Tensors¶
Tensors are multidimensional arrays of numbers on which element-wise operations such as arithmetic or trigonometry can be performed. Some tensors, those which are 2-D, support special matrix operations like matrix multiplication, computing the inverse or transpose, or solving a set of linear equations.
Furthermore, tensors can be created with a specific statistical distribution or reduced to a single number with basic arbitrary expressions (for example, to compute the sum or product).
Tensors provide the following features:
- Constant indexing using a number, range, or another (boolean) tensor
- Matrix operations (multiplication, power and inverse, transpose, outer, solving A x = b, least-squares)
- Matrix decompositions like QR, Cholesky
- Constructors to create tensors from arrays, filled with zeros or ones
- Constructors to create a range of numbers, or linear/log/geom space
- Constructors to create an identity matrix, or with a diagonal
- Reshape, flatten, or concatenate tensors
- Element-wise operations (arithmetic, rounding, trigonometry, compare)
- Logical operations on boolean tensors
- Reductions using arbitrary expressions
- Statistics (operations and generating statistical distributions)
Implementations¶
Two crates exist which implement the Tensor
interface: one which uses
SIMD instructions on the CPU and one which uses buffers and compute shaders
on the GPU:
Crate | Implementation | Evaluation | Tensors |
---|---|---|---|
orka_tensors_cpu | SIMD instructions on CPU | Eager | Small |
orka_tensors_gpu | Compute shaders on GPU | Lazy | Large |
The SIMD implementation uses x86 SIMD instructions and has certain characteristics:
-
Numbers in tensors are always floating-point numbers
-
No pointers are used; functions always return a new tensor and do not modify the tensor parameters of a function.

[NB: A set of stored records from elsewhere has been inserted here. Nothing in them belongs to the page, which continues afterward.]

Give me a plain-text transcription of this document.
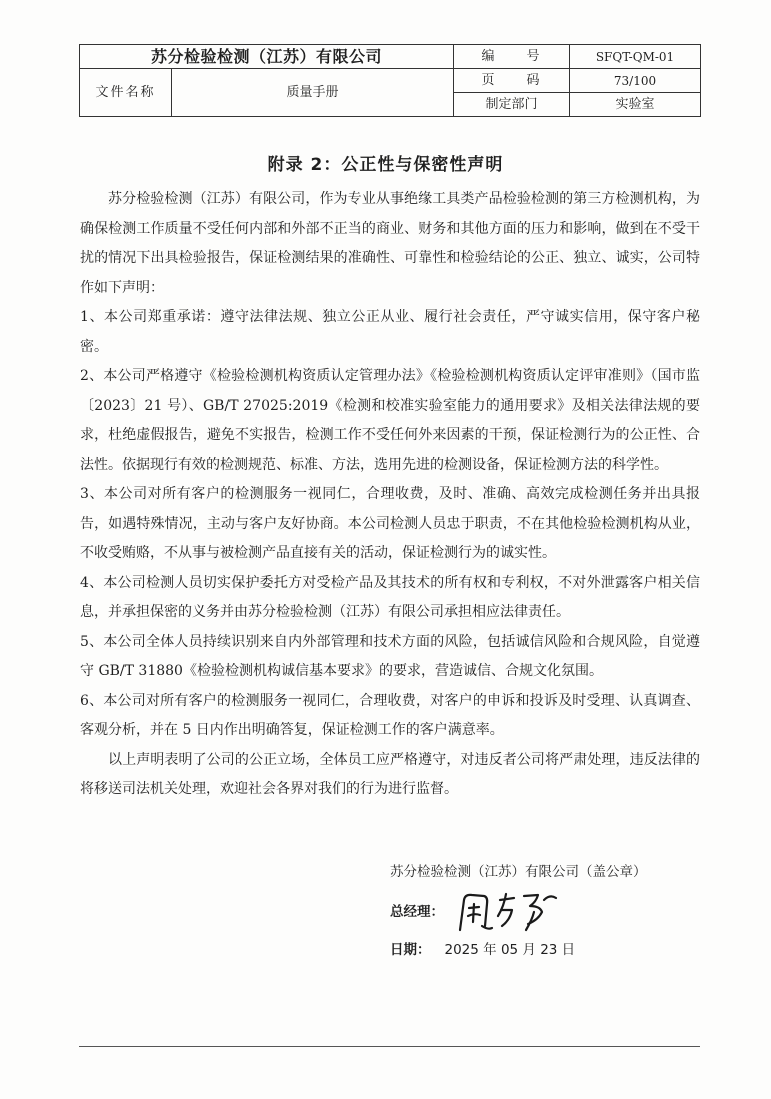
苏分检验检测（江苏）有限公司		编　　号	SFQT-QM-01
文件名称	质量手册	页　　码	73/100
		制定部门	实验室
附录 2：公正性与保密性声明

苏分检验检测（江苏）有限公司，作为专业从事绝缘工具类产品检验检测的第三方检测机构，为确保检测工作质量不受任何内部和外部不正当的商业、财务和其他方面的压力和影响，做到在不受干扰的情况下出具检验报告，保证检测结果的准确性、可靠性和检验结论的公正、独立、诚实，公司特作如下声明：

1、本公司郑重承诺：遵守法律法规、独立公正从业、履行社会责任，严守诚实信用，保守客户秘密。

2、本公司严格遵守《检验检测机构资质认定管理办法》《检验检测机构资质认定评审准则》（国市监〔2023〕21 号）、GB/T 27025:2019《检测和校准实验室能力的通用要求》及相关法律法规的要求，杜绝虚假报告，避免不实报告，检测工作不受任何外来因素的干预，保证检测行为的公正性、合法性。依据现行有效的检测规范、标准、方法，选用先进的检测设备，保证检测方法的科学性。

3、本公司对所有客户的检测服务一视同仁，合理收费，及时、准确、高效完成检测任务并出具报告，如遇特殊情况，主动与客户友好协商。本公司检测人员忠于职责，不在其他检验检测机构从业，不收受贿赂，不从事与被检测产品直接有关的活动，保证检测行为的诚实性。

4、本公司检测人员切实保护委托方对受检产品及其技术的所有权和专利权，不对外泄露客户相关信息，并承担保密的义务并由苏分检验检测（江苏）有限公司承担相应法律责任。

5、本公司全体人员持续识别来自内外部管理和技术方面的风险，包括诚信风险和合规风险，自觉遵守 GB/T 31880《检验检测机构诚信基本要求》的要求，营造诚信、合规文化氛围。

6、本公司对所有客户的检测服务一视同仁，合理收费，对客户的申诉和投诉及时受理、认真调查、客观分析，并在 5 日内作出明确答复，保证检测工作的客户满意率。

以上声明表明了公司的公正立场，全体员工应严格遵守，对违反者公司将严肃处理，违反法律的将移送司法机关处理，欢迎社会各界对我们的行为进行监督。

苏分检验检测（江苏）有限公司（盖公章）
总经理：
日期： 2025 年 05 月 23 日
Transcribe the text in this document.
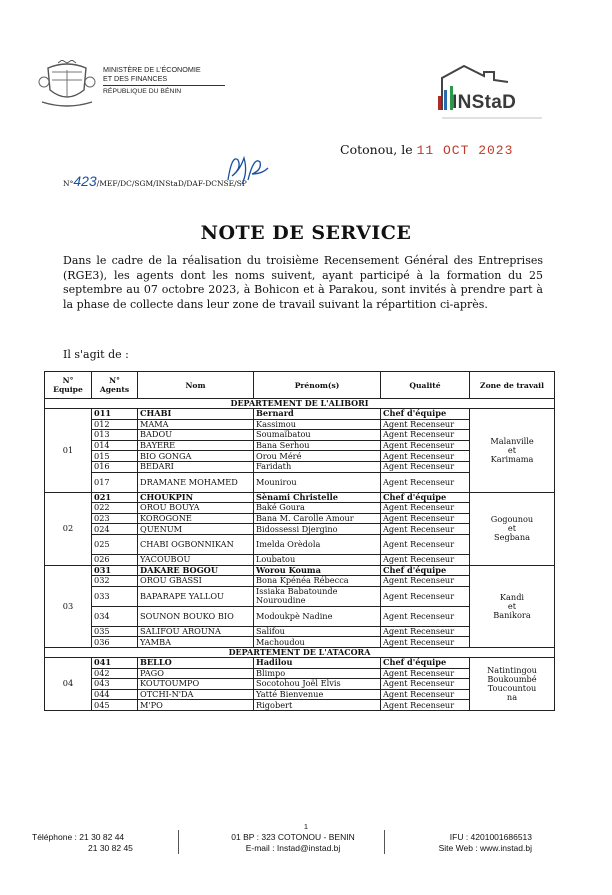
MINISTÈRE DE L'ÉCONOMIE
ET DES FINANCES
RÉPUBLIQUE DU BÉNIN
INStaD
Cotonou, le 11 OCT 2023
N°423/MEF/DC/SGM/INStaD/DAF-DCNSE/SP
NOTE DE SERVICE
Dans le cadre de la réalisation du troisième Recensement Général des Entreprises (RGE3), les agents dont les noms suivent, ayant participé à la formation du 25 septembre au 07 octobre 2023, à Bohicon et à Parakou, sont invités à prendre part à la phase de collecte dans leur zone de travail suivant la répartition ci-après.
Il s'agit de :
N° Equipe	N° Agents	Nom	Prénom(s)	Qualité	Zone de travail
DEPARTEMENT DE L'ALIBORI					
01	011	CHABI	Bernard	Chef d'équipe	Malanville
et
Karimama

	012	MAMA	Kassimou	Agent Recenseur	
	013	BADOU	Soumaïbatou	Agent Recenseur	
	014	BAYERE	Bana Serhou	Agent Recenseur	
	015	BIO GONGA	Orou Méré	Agent Recenseur	
	016	BEDARI	Faridath	Agent Recenseur	
	017	DRAMANE MOHAMED	Mounirou	Agent Recenseur	
02	021	CHOUKPIN	Sènami Christelle	Chef d'équipe	Gogounou
et
Segbana

	022	OROU BOUYA	Baké Goura	Agent Recenseur	
	023	KOROGONE	Bana M. Carolle Amour	Agent Recenseur	
	024	QUENUM	Bidossessi Djergino	Agent Recenseur	
	025	CHABI OGBONNIKAN	Imelda Orèdola	Agent Recenseur	
	026	YACOUBOU	Loubatou	Agent Recenseur	
03	031	DAKARE BOGOU	Worou Kouma	Chef d'équipe	Kandi
et
Banikora

	032	OROU GBASSI	Bona Kpénéa Rébecca	Agent Recenseur	
	033	BAPARAPE YALLOU	Issiaka Babatounde Nouroudine	Agent Recenseur	
	034	SOUNON BOUKO BIO	Modoukpè Nadine	Agent Recenseur	
	035	SALIFOU AROUNA	Salifou	Agent Recenseur	
	036	YAMBA	Machoudou	Agent Recenseur	
DEPARTEMENT DE L'ATACORA					
04	041	BELLO	Hadilou	Chef d'équipe	Natintingou
Boukoumbé
Toucountou
na

	042	PAGO	Blimpo	Agent Recenseur	
	043	KOUTOUMPO	Socotohou Joël Elvis	Agent Recenseur	
	044	OTCHI-N'DA	Yatté Bienvenue	Agent Recenseur	
	045	M'PO	Rigobert	Agent Recenseur	
1
Téléphone : 21 30 82 44
21 30 82 45
01 BP : 323 COTONOU - BENIN
E-mail : Instad@instad.bj
IFU : 4201001686513
Site Web : www.instad.bj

Thus operations are evaluated immediately and there's little room for additional optimizations besides the use of SIMD instructions.
The GPU implementation uses compute shaders and stores tensors in buffers on the GPU. On an integrated GPU these buffers may be as small as 128 MiB, but discrete GPUs may support larger buffers of up to 2 GiB.
Furthermore, the GPU implementation builds a directed acyclic graph of operations and materializes the data only at the last possible moment, such as when one or more elements are retrieved from the tensor with a getter function or when you switch from a sequence of element-wise operations to a matrix operation, for example.
Limitations of tensors
All tensors have the following limitations:
-
Tensors of three dimensions or higher are partially supported. Element-wise operations are supported, but some matrix operations need to be modified to handle tensors with 3 or 4 axes.
-
Most functions operate on tensors containing floating-point numbers because of the generic parameter of the package
Orka.Numerics.Tensors
. Certain implementations may supports tensors containing boolean or (unsigned) integers.
Dependencies¶
The SIMD implementation in the orka_tensors_cpu requires one of the following x86 extensions: SSE 4.1, AVX, or AVX2.
The GPU implementation in orka_tensors_gpu requires OpenGL extensions for SSBOs and compute shaders, plus a few others:
Required OpenGL extensions for the GPU implementation
Extension | OpenGL |
---|---|
ARB_compute_shader | 4.3 |
ARB_compute_variable_group_size | |
ARB_shader_storage_buffer_object | 4.3 |
ARB_shader_clock |
Most GPUs from 2012 or later should have these extensions if you use a video driver provided by your Linux distribution.